You killed him, won the day, carved off the top of his skull, and now you’re standing over him victorious on the now-quiet field of battle, with a quiet breeze blowing through your hair. Your adrenaline is still pumping with that primal feeling of victory and the elation of having survived when others didn’t.

Kelly hastens to add that he is discussing “not a real scalping, but a metaphorical one.” But he concludes the essay by warning readers that when they are stuck in a “liberal utopian nightmare,” they will want to know that before the leftists prevailed, they “rode out onto the plains and made them feel pain.”

Again, the unmistakable lesson from the modern Middle East is: When people keep saying they’re fantasizing about how great it would be, and feel, to kill you, believe them.

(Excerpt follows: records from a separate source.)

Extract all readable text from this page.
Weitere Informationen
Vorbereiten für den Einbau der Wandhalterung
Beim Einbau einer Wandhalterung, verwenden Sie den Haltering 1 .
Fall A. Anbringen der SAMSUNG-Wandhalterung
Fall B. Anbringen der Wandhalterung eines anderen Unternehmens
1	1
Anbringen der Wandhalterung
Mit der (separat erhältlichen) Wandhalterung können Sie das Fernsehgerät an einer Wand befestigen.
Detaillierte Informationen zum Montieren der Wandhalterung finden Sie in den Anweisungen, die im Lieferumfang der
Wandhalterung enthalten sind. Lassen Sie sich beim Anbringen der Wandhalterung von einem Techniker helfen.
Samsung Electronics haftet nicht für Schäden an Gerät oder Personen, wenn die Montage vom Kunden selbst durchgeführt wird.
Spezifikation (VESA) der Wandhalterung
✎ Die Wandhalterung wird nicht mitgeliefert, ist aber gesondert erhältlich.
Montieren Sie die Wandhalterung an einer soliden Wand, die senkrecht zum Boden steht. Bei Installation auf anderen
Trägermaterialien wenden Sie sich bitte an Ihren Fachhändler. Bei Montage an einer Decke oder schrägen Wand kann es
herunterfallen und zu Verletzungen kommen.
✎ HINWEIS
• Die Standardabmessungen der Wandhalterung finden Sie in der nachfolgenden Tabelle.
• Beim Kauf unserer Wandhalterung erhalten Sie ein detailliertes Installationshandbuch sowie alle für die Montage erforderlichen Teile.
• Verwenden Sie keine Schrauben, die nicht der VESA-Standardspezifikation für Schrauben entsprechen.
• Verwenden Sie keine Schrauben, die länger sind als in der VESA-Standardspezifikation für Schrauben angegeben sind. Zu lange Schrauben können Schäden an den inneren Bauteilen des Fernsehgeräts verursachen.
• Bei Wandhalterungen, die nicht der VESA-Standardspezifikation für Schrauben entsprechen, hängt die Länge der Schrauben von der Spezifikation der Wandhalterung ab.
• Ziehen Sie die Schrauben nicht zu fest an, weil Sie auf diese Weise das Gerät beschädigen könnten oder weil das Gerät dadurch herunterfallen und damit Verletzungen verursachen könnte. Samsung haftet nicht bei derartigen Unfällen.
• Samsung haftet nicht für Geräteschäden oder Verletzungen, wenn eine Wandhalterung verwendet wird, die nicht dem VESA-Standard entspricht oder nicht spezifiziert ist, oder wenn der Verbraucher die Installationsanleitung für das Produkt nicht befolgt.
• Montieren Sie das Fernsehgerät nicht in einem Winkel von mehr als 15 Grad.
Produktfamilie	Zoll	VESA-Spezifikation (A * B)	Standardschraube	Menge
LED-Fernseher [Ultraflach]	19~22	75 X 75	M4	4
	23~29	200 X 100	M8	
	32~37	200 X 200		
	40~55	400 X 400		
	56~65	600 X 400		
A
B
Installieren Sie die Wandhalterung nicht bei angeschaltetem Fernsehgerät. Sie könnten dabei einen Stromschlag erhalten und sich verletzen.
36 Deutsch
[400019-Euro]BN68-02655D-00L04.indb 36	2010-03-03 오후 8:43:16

Most Republican leaders still don’t personally indulge in bloodthirsty reveries. But, with equal consistency, most are going out of their way to tolerate them. There’s no question that the right’s Overton window, which establishes what ideas a constituency will regard as legitimate, regarding political violence dramatically expanded during Donald Trump’s presidency and, especially, after his defeat by Joe Biden.

There was already a racial and cultural panic on the far right in the run-up to Trump’s election. In a notorious essay for the Claremont Review of Books in September 2016, “The Flight 93 Election,” the Claremont Institute’s Michael Anton described the prospect of a Hillary Clinton presidency as so dire that Americans needed to back a candidate as manifestly unfit and unstable as Trump. “Charge the cockpit or you die,” he wrote, because “if you don’t try, death is certain.”

Anton never said why and how the election of Hillary Clinton would mean national suicide. But he inveighed against “the ceaseless importation of Third World foreigners,” and in the eighth year of Barack Obama’s presidency, the racial subtext was clear.